Ersek, who has been in practice for about 30 years and jokes about being "the biggest fat sucker in Texas," has appeared on television and a few years ago generated media stories when he performed liposuction on himself to demonstrate that fat contains stem cells. Recalling that surgery he said, "I think of myself as a scientist."
Bates had known Ersek for years and said he felt comfortable having him operate. "If my little girl had been born with a cleft palate or some other deformity, we would have looked for the services of a plastic surgeon right off the get-go. I realize this is a weight thing, but we tried dieting for years and years, and it would all come back."

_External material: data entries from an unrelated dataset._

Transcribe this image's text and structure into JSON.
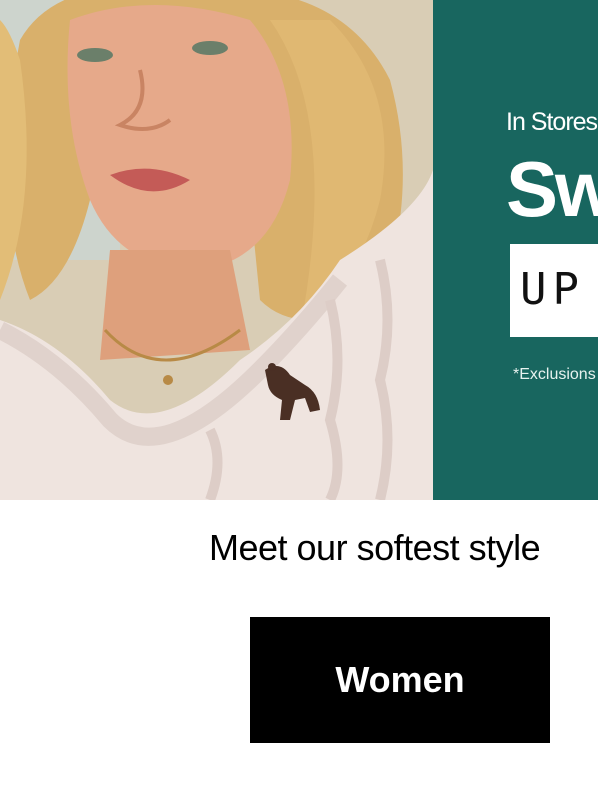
{
  "hero": {
    "promo": {
      "eyebrow": "In Stores",
      "headline": "Sw",
      "offer": "UP",
      "fine_print": "*Exclusions"
    }
  },
  "tagline": "Meet our softest style",
  "cta": {
    "label": "Women"
  },
  "colors": {
    "promo_bg": "#18665f",
    "cta_bg": "#000000"
  }
}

Still, some plastic surgeons raise concerns. Speaking generally, Rod Rohrich, chairman of the department of plastic surgery at the University of Texas Southwestern Medical School in Dallas and past-president of the American Society of Plastic Surgeons, observed, "Teenage cosmetic surgery is very limited in this country — especially liposuction — to unusual circumstances, and this certainly is an unusual circumstance. But body contouring and liposuction for teenagers is not the norm. Liposuction is not a treatment for obesity. I need to run and eat less to lose weight. Why would it be different for a kid?"

Childhood obesity is a growing health problem, but from his office on Long Island, Gerut pointed out studies that show liposuction doesn’t bestow the health benefits of diet and exercise. He said that after liposuction, the girl actually might be less healthy than before. That’s because liposuction removes only fat immediately beneath the skin. The most dangerous fat in the body lies around major organs, so in an obese patient, a large proportion of potentially harmful body fat would remain after liposuction.

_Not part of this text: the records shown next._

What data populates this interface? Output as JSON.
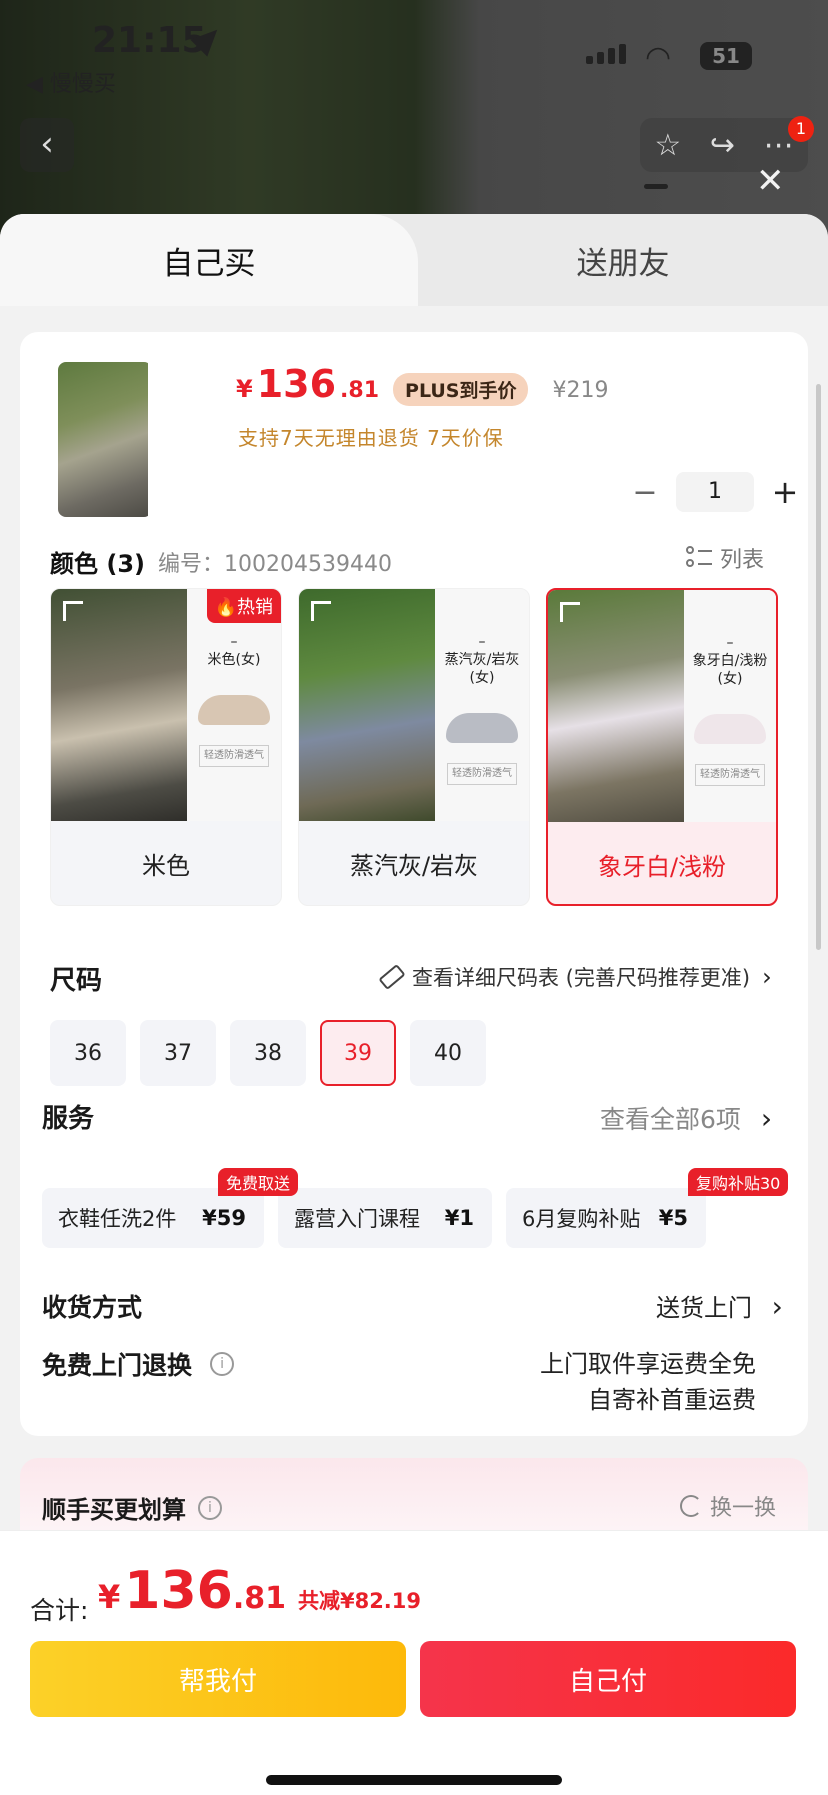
{
  "status_bar": {
    "time": "21:15",
    "back_app": "◀ 慢慢买",
    "battery": "51"
  },
  "nav": {
    "back": "‹",
    "badge": "1"
  },
  "tabs": {
    "self_buy": "自己买",
    "gift": "送朋友"
  },
  "product": {
    "thumb_label": "–\n象牙白/浅粉\n(女)",
    "price_symbol": "¥",
    "price_int": "136",
    "price_dec": ".81",
    "plus_badge": "PLUS到手价",
    "original_price": "¥219",
    "guarantee": "支持7天无理由退货   7天价保",
    "quantity": "1"
  },
  "color_section": {
    "title": "颜色 (3)",
    "sku": "编号：100204539440",
    "list_view": "列表",
    "hot_tag": "🔥热销",
    "swatches": [
      {
        "label": "米色",
        "side_text": "–\n米色(女)",
        "tag": "轻透防滑透气"
      },
      {
        "label": "蒸汽灰/岩灰",
        "side_text": "–\n蒸汽灰/岩灰\n(女)",
        "tag": "轻透防滑透气"
      },
      {
        "label": "象牙白/浅粉",
        "side_text": "–\n象牙白/浅粉\n(女)",
        "tag": "轻透防滑透气"
      }
    ]
  },
  "size_section": {
    "title": "尺码",
    "chart_link": "查看详细尺码表 (完善尺码推荐更准)",
    "sizes": [
      "36",
      "37",
      "38",
      "39",
      "40"
    ],
    "selected": "39"
  },
  "service_section": {
    "title": "服务",
    "view_all": "查看全部6项",
    "items": [
      {
        "name": "衣鞋任洗2件",
        "price": "¥59",
        "tag": "免费取送"
      },
      {
        "name": "露营入门课程",
        "price": "¥1",
        "tag": ""
      },
      {
        "name": "6月复购补贴",
        "price": "¥5",
        "tag": "复购补贴30"
      }
    ]
  },
  "delivery": {
    "title": "收货方式",
    "value": "送货上门"
  },
  "returns": {
    "title": "免费上门退换",
    "line1": "上门取件享运费全免",
    "line2": "自寄补首重运费"
  },
  "upsell": {
    "title": "顺手买更划算",
    "swap": "换一换"
  },
  "footer": {
    "total_label": "合计:",
    "total_symbol": "¥",
    "total_int": "136",
    "total_dec": ".81",
    "saved": "共减¥82.19",
    "help_pay": "帮我付",
    "self_pay": "自己付"
  },
  "colors": {
    "accent": "#e8202a",
    "gold": "#c4862c",
    "help_button": "#fcc419"
  }
}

"Lipo is for proportional changes, not weight changes — for a person who has two or three areas that are out of proportion," he concluded. "If lipo was as good as diet and exercise, I’d be thinner because I would have done it myself instead of struggling for the past 20 years with my 25 pounds."
Asked what parents of obese youngsters who try, unsuccessfully, to lose weight could do, Gerut suggested lap-band bariatric surgery. Unlike gastric bypass surgery, the lap-band procedure is reversible and does not carry the nutritional concerns of a bypass. He noted there are trials under way studying the procedure in children.
Bates mentioned that the family rejected the idea of gastric bypass surgery for the girl because a family friend had died of complications after the weight-loss operation. "We think Brooke was headed in the same direction. I realize people are very critical and ridicule us about what we did, but if I had a choice, I would liked to have done it at a younger age so that through the third, fourth and fifth grade she wouldn’t have been picked on the way she was. We hope that we’ve changed her life. Our society looks down on heavyset people. Now, so many things could open up for her."
For his part, Gerut worries others will pursue this kind of quick fix. "This sends the message to all young people that: ‘Don’t worry. If you’re fat, you can have lipo, and you’re cured.’ That is totally wrong."